During the first year of the war, before going into the Navy, Nixon worked in the interpretations unit of the legal section of the tire-rationing branch of the Office of Price Administration. Investigator Jeff Gerth has discovered that three weeks after Nixon began this job, his close friend-to-be, George Smathers, came to federal court for the defendant in this case, United States vs. Standard Oil of Kansas. U.S. Customs had confiscated a load of American-made tires reentering the country through Cuba in an "attempt to circumvent national tire rationing," i.e., bootleg tires. Smathers wanted to speed up the case for his client, and so wrote to the OPA for a ruling. His letter must have come to Nixon, who, OPA records show, was responsible for all correspondence on tire rationing questions. It was therefore Nixon's business to answer Smathers. Especially since this was the first knock on the door, it would be nice to know what Nixon said and how the matter was disposed of.

"Unfortunately," reports Gerth, "most OPA records were destroyed after the war. The court file for this case is supposed to be in the Atlanta Records Center, but a written request submitted to the clerk of the civil court on July 6, 1972, has not been honored, despite the usual one week response time. Written questions submitted to President Nixon and Bebe Robozo have also gone unanswered. Among the relevant questions is whether Miami was one of the regional offices Nixon set up.

Was this the bending of the twig? And if Rebozo and Nixon actually did meet then, even if only through bureaucratic transactions around the flow of tires, then they met within the sphere of intense Syndicate activity at a time when Roosevelt's Operation Underworld had conferred immense prestige and freedom of movement on Syndicate activities. Could the Nixon-Rebozo relationship escape being affected by FDR's truce between law arid crime?

Let us spell out this theory of Nixon's beginnings in A-B-C simplicity.

Prohibition: Organized crime takes over the distilleries industry.

Repeal: Bootlegging goes legit, the Syndicate thereby expanding into the sphere of "legal" operations. This is the first big foothold of organized crime in the operations of the state.

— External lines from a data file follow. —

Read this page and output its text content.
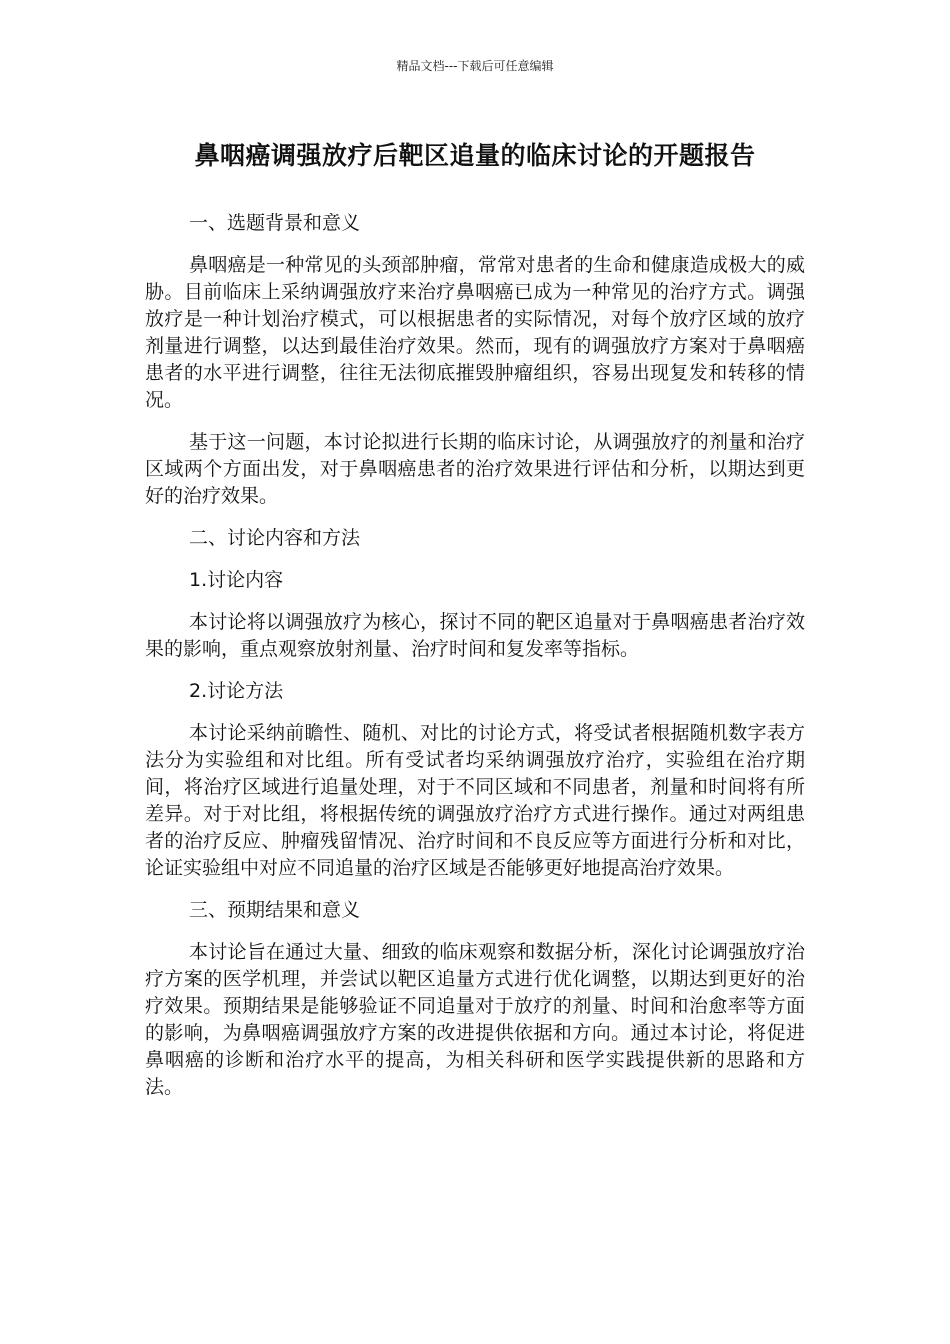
精品文档---下载后可任意编辑
鼻咽癌调强放疗后靶区追量的临床讨论的开题报告
一、选题背景和意义
鼻咽癌是一种常见的头颈部肿瘤，常常对患者的生命和健康造成极大的威胁。目前临床上采纳调强放疗来治疗鼻咽癌已成为一种常见的治疗方式。调强放疗是一种计划治疗模式，可以根据患者的实际情况，对每个放疗区域的放疗剂量进行调整，以达到最佳治疗效果。然而，现有的调强放疗方案对于鼻咽癌患者的水平进行调整，往往无法彻底摧毁肿瘤组织，容易出现复发和转移的情况。
基于这一问题，本讨论拟进行长期的临床讨论，从调强放疗的剂量和治疗区域两个方面出发，对于鼻咽癌患者的治疗效果进行评估和分析，以期达到更好的治疗效果。
二、讨论内容和方法
1.讨论内容
本讨论将以调强放疗为核心，探讨不同的靶区追量对于鼻咽癌患者治疗效果的影响，重点观察放射剂量、治疗时间和复发率等指标。
2.讨论方法
本讨论采纳前瞻性、随机、对比的讨论方式，将受试者根据随机数字表方法分为实验组和对比组。所有受试者均采纳调强放疗治疗，实验组在治疗期间，将治疗区域进行追量处理，对于不同区域和不同患者，剂量和时间将有所差异。对于对比组，将根据传统的调强放疗治疗方式进行操作。通过对两组患者的治疗反应、肿瘤残留情况、治疗时间和不良反应等方面进行分析和对比，论证实验组中对应不同追量的治疗区域是否能够更好地提高治疗效果。
三、预期结果和意义
本讨论旨在通过大量、细致的临床观察和数据分析，深化讨论调强放疗治疗方案的医学机理，并尝试以靶区追量方式进行优化调整，以期达到更好的治疗效果。预期结果是能够验证不同追量对于放疗的剂量、时间和治愈率等方面的影响，为鼻咽癌调强放疗方案的改进提供依据和方向。通过本讨论，将促进鼻咽癌的诊断和治疗水平的提高，为相关科研和医学实践提供新的思路和方法。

Cuba/Batista: Lansky goes to Cuba in 1934 in search of a molasses source, meets and courts the newly ascendant strongman Batista, stays three weeks and lays plans for developing Havana into the major off-shore freezone of State-side organized crime, Cuba playing the role in the Caribbean of Sicily and Corsica in the Mediterranean.

World War II: In despair of otherwise securing the physical security of the docks against sabotage which may or may not have been Fascist-inspired, Roosevelt accepts a secret arrangement with organized crime. He comforts Luciano in prison and agrees to release him to exile at the end of the war. He generates an atmosphere of coalition with crime for the duration. In that atmosphere, Syndicate projects prosper. But one of the smugglers, Kansas Standard, gets too brazen and is caught, perhaps, by naive customs officials. Smathers takes the case for the defendant and thus comes into contact with Nixon.

Noting Gerth's discovery that the records of this case have inexplicably disappeared from the files, noting Rebozo's involvement in the tire business and his rapid enrichment during World War II, and noting Smathers's well-known affection for Cuban associations, we generalize to the straight-forward hypothesis that Nixon may have been fused to the Syndicate already in 1942. Was his 1944 stint in the Navy a sheep-dipping? Look at this rise: 1946: Nixon for Congress; 1948: Nixon for Congress (II); 1950: Nixon for Senate; 1952: a heartbeat away.

Yankees beget monster?
So it is another Dr. Frankenstein story. The Yankees beget in sheer expediency and offhandedness the forces that will later grow strong enough to challenge them for leadership. Operation Underworld was the supreme pioneering joint effort of crime and the state, the first major direct step taken toward their ultimate covert integration in the Dallas-Watergate decade.